A Russian soldier, Nikolai Ivanov, returns home after seven years of captivity in Afghanistan. The film explicitly links his name with St. Nicholas. In Afghanistan, however, Nikolai converted to Islam and observes the rituals of his new religion in his home village. While he was away, his father committed suicide and his brother spent time in jail. In the new, post-soviet Russia, the villagers waste their days drinking and yearning for money. They call Nikolai "the Moslem" and violently oppose his moral way of life. Nikolai's brother juxtaposes his Orthodox faith, which is shown as non-existent, to the supposedly satanic and alien rituals of his Moslem sibling.

Set in post-perestroika Russia, the film boldly mixes the fragments of Russian Orthodox, Soviet, Western, post-soviet, and Moslem cultures in its search for an answer to the question: is it possible to articulate a narrative of coherent post-imperial identity?
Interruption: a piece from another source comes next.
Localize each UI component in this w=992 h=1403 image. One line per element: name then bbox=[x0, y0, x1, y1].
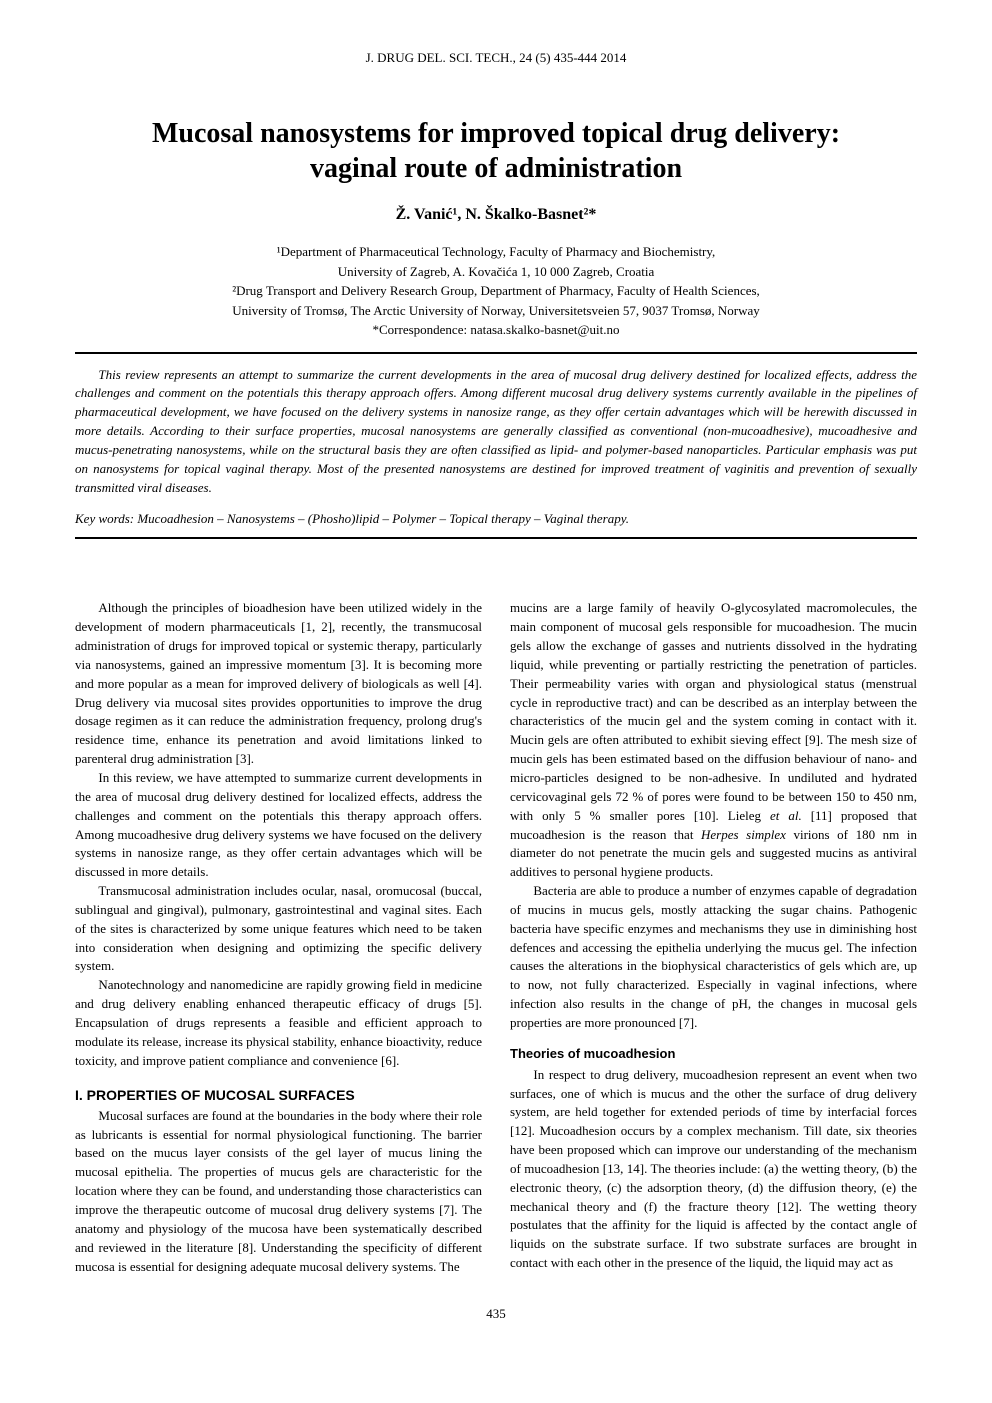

In Russian history, there has always been a feeling that the world people live in is incomplete. And there has always been a desire to find something external which, if transplanted into this world, would somehow change it, turn it around and, thereby, make it more perfect. And this is the feeling we have now. There is an anticipation that someone will appear and somehow will make us live right.
Valery Zalotukha, scriptwriter
Iskusstvo kino, 1995

The image of Kolya praying in a field of wildflowers possesses a strange lyricism, like the eerie lake where swimmers keep drowning. According to legend, there is a sunken church at the bottom, and anyone who reaches its cupola will be born again sinless. Cinematographer Aleksei Rodionov (Go and See, Orlando) has a lot to do with creating the film's spiritual landscapes, in contrast to the dirty, miserable village.